New Music Monday: Frog Eyes
Frog Eyes’ new album, Pickpocket’s Locket, is set to come out this Friday, August 28, via Toronto’s Paper Bag Records. The band’s previous album, Carey’s Cold Spring, was written and recorded following the the death of songwriter Carey Mercer’s father and Mercer’s own throat cancer diagnosis. Pickpocket’s Locket picks up where Cold Spring left off in many respects. Mercer notes, “My dad left me his acoustic guitar in his will…. I wrote ten songs on it, and I think that was the real gift he gave me: a love of…creating [music], sowing myself, in some small way, into the story of music.”
Mercer may have written the songs for Pickpocket’s Locket on an acoustic guitar, but the record created from those tunes is more art rock than folky balladeering. Unsurprisingly Frog Eyes’ music finds kindred spirits in the sounds of Dan Bejar and Spencer Krug, both of whom collaborate with Mercer in the trio Swan Lake. Mercer himself described his goal for Pickpocket’s Locket‘s sound as “Douglas Sirk strings, a noble spin on Corky’s Debt to His Father, [and] some Darkness on the Edge of Town vibes.” He succeeds in corralling the various influences, and early single “Joe With the Jam” helps clarify Mercer’s ideas.
As on Frog Eyes’ previous records, Mercer sings on Pickpocket’s Locket, but those anticipating a lot of that legendary shriek will find that his vocals have mellowed while retaining their power and essence. The band’s sound is fleshed out by Shyla Seller on piano, Terri Upton on upright and electric bass, and Mercer’s partner, Melanie Campbell, (returning from a one album hiatus) on drums. Also featured are previously-mentioned old friend and occasional collaborator Spencer Krug, who wrote all of the string parts on the album; Jesse Zubot, who played said strings; John Paton on sax; and Paul Rigby on pedal steel guitar.
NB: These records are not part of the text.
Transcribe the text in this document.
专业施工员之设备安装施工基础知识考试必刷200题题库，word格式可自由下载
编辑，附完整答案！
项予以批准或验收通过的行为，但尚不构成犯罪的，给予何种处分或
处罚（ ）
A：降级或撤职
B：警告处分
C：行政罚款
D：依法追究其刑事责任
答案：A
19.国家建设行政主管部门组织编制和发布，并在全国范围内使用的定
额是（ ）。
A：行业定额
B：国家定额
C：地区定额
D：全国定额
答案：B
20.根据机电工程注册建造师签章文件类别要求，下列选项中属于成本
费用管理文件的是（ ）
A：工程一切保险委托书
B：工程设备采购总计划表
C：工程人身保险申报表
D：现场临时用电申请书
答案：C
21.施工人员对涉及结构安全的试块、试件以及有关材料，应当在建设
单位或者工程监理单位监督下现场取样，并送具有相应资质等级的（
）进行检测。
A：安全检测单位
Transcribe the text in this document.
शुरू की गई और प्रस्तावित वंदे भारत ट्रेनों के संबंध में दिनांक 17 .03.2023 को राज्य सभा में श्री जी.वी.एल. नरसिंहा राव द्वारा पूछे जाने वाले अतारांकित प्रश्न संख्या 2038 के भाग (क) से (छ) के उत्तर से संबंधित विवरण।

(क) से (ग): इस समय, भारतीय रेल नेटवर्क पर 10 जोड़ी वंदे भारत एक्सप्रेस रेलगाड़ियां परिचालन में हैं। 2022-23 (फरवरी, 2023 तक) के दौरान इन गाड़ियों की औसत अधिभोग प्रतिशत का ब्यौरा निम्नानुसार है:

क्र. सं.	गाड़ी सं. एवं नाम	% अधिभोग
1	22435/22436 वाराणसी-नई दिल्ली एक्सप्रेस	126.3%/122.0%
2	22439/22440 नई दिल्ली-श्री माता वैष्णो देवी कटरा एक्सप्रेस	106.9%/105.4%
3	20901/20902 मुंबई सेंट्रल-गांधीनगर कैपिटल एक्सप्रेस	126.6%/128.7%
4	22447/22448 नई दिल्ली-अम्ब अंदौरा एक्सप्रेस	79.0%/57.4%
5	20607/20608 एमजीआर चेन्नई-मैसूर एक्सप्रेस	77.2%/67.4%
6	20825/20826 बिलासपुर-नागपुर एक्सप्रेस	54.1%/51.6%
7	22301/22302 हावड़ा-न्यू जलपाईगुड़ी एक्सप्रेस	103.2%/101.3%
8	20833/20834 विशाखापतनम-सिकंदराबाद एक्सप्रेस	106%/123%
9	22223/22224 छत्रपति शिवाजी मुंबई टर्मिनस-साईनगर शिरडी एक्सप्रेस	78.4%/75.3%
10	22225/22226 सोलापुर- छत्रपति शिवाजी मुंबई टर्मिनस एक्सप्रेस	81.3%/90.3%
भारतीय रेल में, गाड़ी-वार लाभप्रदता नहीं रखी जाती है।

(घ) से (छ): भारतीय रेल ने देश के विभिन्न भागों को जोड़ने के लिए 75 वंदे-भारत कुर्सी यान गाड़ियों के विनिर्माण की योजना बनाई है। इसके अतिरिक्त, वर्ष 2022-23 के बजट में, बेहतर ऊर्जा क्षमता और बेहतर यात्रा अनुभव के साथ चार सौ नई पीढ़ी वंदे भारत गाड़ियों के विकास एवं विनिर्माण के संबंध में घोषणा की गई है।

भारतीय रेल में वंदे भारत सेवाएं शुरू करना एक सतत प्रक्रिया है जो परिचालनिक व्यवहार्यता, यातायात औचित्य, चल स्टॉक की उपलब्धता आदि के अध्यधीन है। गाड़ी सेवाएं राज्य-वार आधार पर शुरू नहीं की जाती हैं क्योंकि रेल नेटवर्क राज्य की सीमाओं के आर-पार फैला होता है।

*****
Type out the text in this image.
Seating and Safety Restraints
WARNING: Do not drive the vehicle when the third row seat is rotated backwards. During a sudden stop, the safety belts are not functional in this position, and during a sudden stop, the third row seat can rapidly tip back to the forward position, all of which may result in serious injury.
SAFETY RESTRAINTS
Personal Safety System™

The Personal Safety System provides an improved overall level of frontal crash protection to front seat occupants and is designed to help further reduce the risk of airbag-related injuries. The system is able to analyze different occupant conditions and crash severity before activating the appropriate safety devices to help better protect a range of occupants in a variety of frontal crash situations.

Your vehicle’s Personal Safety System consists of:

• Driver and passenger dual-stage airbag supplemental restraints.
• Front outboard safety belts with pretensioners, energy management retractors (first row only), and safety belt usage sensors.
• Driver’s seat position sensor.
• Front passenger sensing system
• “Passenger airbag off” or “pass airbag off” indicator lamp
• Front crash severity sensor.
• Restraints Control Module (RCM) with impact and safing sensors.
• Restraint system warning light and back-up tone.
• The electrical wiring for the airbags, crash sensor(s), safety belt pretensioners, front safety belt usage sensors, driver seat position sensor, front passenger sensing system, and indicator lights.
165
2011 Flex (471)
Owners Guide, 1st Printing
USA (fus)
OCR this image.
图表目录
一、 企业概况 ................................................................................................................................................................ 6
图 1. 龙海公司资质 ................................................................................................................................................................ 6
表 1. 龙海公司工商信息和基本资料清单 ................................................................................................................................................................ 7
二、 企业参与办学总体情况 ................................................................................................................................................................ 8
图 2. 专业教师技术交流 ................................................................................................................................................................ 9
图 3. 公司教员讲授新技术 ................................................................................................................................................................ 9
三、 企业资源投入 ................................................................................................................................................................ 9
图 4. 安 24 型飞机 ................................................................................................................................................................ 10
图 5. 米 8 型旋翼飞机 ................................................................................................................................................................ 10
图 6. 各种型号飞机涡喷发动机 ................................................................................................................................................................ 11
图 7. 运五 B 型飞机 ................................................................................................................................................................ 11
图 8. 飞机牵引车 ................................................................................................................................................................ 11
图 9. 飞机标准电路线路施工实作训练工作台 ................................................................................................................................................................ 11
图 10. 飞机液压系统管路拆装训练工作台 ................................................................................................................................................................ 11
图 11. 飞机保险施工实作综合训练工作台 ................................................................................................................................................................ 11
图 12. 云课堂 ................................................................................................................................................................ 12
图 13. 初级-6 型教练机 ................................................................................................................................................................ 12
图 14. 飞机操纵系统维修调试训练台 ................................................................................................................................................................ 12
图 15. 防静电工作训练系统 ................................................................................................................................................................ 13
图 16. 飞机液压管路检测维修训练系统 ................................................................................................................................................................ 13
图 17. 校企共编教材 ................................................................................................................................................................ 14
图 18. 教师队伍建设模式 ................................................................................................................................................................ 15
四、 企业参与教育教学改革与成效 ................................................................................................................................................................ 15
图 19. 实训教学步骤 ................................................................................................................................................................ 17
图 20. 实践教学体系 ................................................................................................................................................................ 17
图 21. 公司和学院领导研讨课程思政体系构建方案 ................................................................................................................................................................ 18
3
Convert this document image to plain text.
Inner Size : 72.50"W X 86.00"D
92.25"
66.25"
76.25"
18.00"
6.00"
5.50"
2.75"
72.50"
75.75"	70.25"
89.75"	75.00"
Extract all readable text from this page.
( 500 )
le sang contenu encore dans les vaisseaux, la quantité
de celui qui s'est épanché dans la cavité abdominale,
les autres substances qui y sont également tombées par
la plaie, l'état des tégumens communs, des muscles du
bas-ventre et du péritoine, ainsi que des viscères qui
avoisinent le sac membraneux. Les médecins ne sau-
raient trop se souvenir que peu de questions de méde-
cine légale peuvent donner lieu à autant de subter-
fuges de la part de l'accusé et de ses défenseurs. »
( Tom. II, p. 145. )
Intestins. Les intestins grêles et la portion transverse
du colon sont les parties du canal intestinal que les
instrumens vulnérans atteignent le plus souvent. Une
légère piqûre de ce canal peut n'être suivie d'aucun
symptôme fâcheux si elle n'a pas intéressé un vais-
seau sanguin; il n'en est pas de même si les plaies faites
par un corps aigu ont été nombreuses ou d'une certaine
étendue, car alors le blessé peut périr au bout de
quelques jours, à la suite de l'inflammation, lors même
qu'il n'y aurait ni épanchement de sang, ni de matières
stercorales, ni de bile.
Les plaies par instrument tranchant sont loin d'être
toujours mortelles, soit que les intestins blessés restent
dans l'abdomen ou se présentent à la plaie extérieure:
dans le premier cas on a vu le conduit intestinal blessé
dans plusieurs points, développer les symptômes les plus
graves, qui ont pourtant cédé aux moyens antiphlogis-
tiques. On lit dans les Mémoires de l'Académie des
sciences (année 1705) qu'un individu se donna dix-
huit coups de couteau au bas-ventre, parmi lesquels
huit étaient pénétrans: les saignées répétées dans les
Pickpocket’s Locket, and the music of Frog Eyes more generally, can come across as intimidating, especially with track titles like “Two Girls (One For Heaven and the Other One For Rome)” and “The Beat Is Down (Four Wretched Singers Beyond Any World That You Have Known),” but the music has hooks to draw listeners in and rewards even a touch of patience.